Overproductivity/Workaholism/Busyholism I am a human being not a human doing. I will not choose to be perpetually productive. I am more productive in the long run, when I balance work with play and relaxation. I will not try to perform at 100% all the time. I subscribe to the normalcy of vacillating along a continuum of efficiency.
Harsh Judgments of Self & Others/Name-Calling I will not let the bullies and critics of my early life win by joining and agreeing with them. I refuse to attack myself or abuse others. I will not displace the criticism and blame that rightfully belongs to them onto myself or current people in my life. “I care for myself. The more solitary, the more friendless, the more unsustained I am, the more I will respect myself”. - Jane EyreENDANGERMENT ATTACKS
Drasticizing/Catastrophizing/Hypochondrisizing I feel afraid but I am not in danger. I am not “in trouble” with my parents. I will not blow things out of proportion. I refuse to scare myself with thoughts and pictures of my life deteriorating. No more home-made horror movies and disaster flicks.
Negative focus I renounce over-noticing & dwelling on what might be wrong with me or life around me. I will not minimize or discount my attributes. Right now, I notice, visualize and enumerate my accomplishments, talents and qualities, as well as the many gifts Life offers me, e.g., friends, nature, music, film, food, beauty, color, pets, etc.

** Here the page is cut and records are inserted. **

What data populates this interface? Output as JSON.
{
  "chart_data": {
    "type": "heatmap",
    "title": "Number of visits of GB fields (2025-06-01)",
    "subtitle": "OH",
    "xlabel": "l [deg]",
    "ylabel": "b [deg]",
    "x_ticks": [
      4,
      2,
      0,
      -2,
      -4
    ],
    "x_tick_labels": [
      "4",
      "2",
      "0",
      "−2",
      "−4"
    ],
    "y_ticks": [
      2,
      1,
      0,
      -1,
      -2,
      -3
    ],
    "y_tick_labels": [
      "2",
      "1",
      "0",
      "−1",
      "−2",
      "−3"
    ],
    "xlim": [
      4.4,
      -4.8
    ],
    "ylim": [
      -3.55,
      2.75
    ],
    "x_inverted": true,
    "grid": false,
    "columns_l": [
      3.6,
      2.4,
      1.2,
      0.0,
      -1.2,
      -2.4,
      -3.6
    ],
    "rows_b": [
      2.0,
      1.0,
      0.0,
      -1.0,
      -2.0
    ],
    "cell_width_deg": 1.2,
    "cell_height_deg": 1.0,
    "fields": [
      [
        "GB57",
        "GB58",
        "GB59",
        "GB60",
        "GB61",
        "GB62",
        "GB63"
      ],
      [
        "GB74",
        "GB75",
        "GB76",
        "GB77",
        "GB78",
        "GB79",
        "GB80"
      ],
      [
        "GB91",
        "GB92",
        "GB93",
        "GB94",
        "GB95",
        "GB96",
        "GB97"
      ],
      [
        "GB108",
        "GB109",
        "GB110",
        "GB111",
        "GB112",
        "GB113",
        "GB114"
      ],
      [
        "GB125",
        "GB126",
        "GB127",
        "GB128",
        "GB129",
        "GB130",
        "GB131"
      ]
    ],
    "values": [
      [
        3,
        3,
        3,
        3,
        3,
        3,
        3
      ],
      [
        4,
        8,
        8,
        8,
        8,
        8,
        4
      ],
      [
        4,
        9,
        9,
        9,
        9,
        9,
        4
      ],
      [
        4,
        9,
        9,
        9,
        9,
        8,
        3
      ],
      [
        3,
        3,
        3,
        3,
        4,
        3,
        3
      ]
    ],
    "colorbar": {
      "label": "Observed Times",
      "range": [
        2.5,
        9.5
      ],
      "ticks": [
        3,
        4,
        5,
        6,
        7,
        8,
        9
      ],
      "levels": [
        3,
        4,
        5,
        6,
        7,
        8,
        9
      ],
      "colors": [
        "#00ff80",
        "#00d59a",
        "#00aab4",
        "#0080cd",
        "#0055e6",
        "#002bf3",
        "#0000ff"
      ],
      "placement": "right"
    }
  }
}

Time Urgency I am not in danger. I do not need to rush. I will not hurry unless it is a true emergency. I am learning to enjoy doing my daily activities at a relaxed pace.
Disabling Performance Anxiety I reduce procrastination by reminding myself that I will not accept unfair criticism or perfectionist expectations from anyone. Even when afraid, I will defend myself from unfair criticism. I won’t let fear make my decisions.
Perseverating About Being Attacked Unless there are clear signs of danger, I will thought-stop my projection of past bully/critics onto others. The vast majority of my fellow human beings are peaceful people. I have legal authorities to aid in my protection if threatened by the few who aren’t. I invoke thoughts and images of my friends’ love and support.